Dunn, J.C., "Why apes can't talk: our study suggests they've got the vox just not the brains (opens in new tab)" The Conversation, Aug. ten, 2018

Kamberov, Y.G. et al. Journal of Homo Development (opens in new tab), 2018.

Dean, I., Siva-Jothy, 1000.T., Biology Letters (opens in new tab), 2011

McGrew, Westward.C., Marchant, L.F., Pan Africa News (opens in new tab), 1998

Dye, L., "Did a Chimp Invent Jewelry? (opens in new tab)" ABC News, 2014

Herculano-Houzel, S. Frontiers in Man Neuroscience (opens in new tab), 2009

Jawabri G.H., Sharma Due south.
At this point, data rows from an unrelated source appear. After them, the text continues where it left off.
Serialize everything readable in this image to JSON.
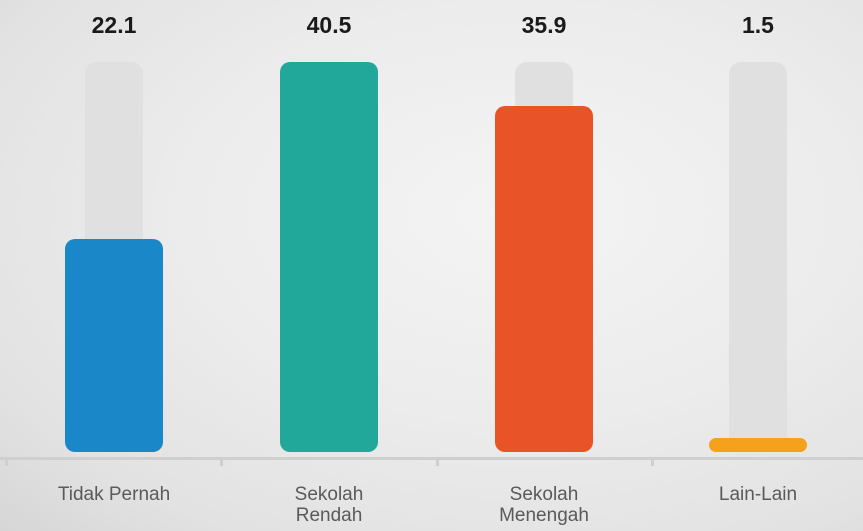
{
  "chart_data": {
    "type": "bar",
    "categories": [
      "Tidak Pernah",
      "Sekolah Rendah",
      "Sekolah Menengah",
      "Lain-Lain"
    ],
    "values": [
      22.1,
      40.5,
      35.9,
      1.5
    ],
    "colors": [
      "#1a87c9",
      "#22a89a",
      "#e85427",
      "#f4a21b"
    ],
    "track_color": "#e0e0e0"
  }
}
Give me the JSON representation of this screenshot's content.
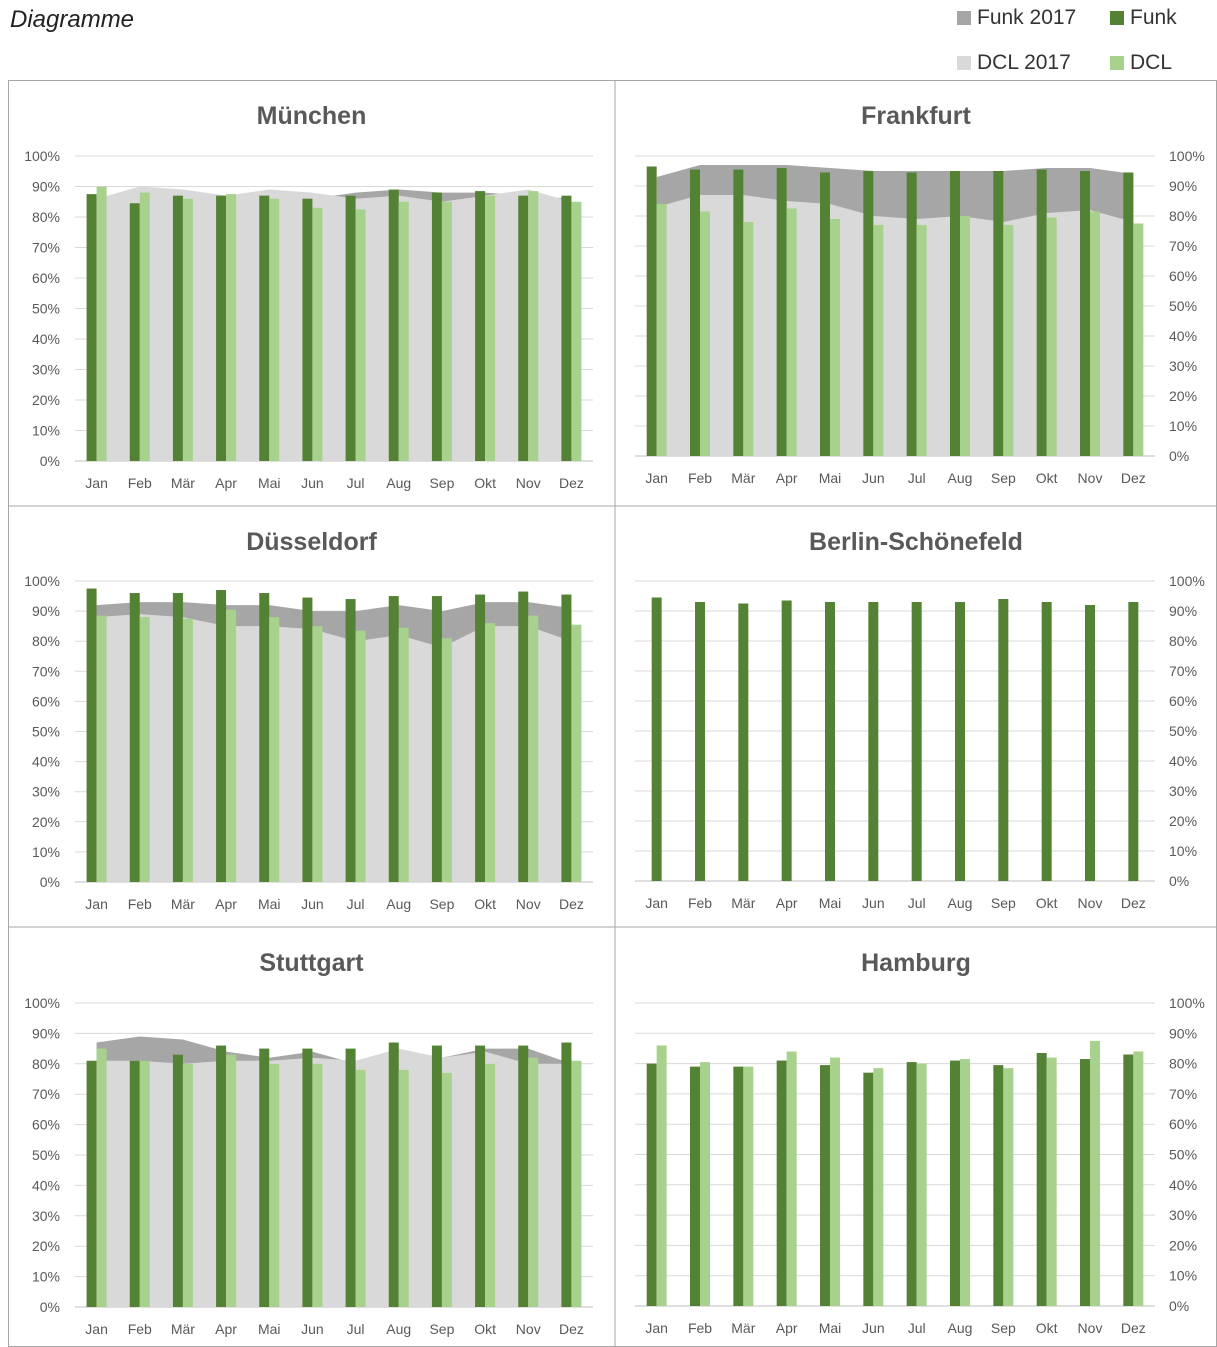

Physiology, Cerebral Cortex Functions (opens in new tab), NIH Books, 2022

Boyer, D.K. Periodical of Man Evolution (opens in new tab), 2018

"The Grasping Manus (opens in new tab)," American Museum of Natural History, accessed Jan 2022

Coughlan, South., "As well hot to handle (opens in new tab)," BBC, 2007

Gibbons, A. "Neandertals, like humans, may take had long childhoods (opens in new tab)," 2017

Herculano-Houzel, South. The Journal of Comparative Neurology (opens in new tab), 2018

Wolf, A. "Why does it take humans so long to mature compared to other animals? Wait to your neurons! (opens in new tab)" Vanderbilt University Enquiry News, 2018

Chapman, S.North. et al. Current Biology (opens in new tab), 2019

Laura is an editor at Live Scientific discipline. She edits Life'due south Little Mysteries and reports on general scientific discipline, including archaeology and animals. Her piece of work has appeared in The New York Times, Scholastic, Popular Science and Spectrum, a site on autism research. She has won multiple awards from the Club of Professional Journalists and the Washington Newspaper Publishers Association for her reporting at a weekly paper near Seattle. Laura holds a bachelor's caste in English literature and psychology from Washington University in St. Louis and a master's caste in science writing from NYU.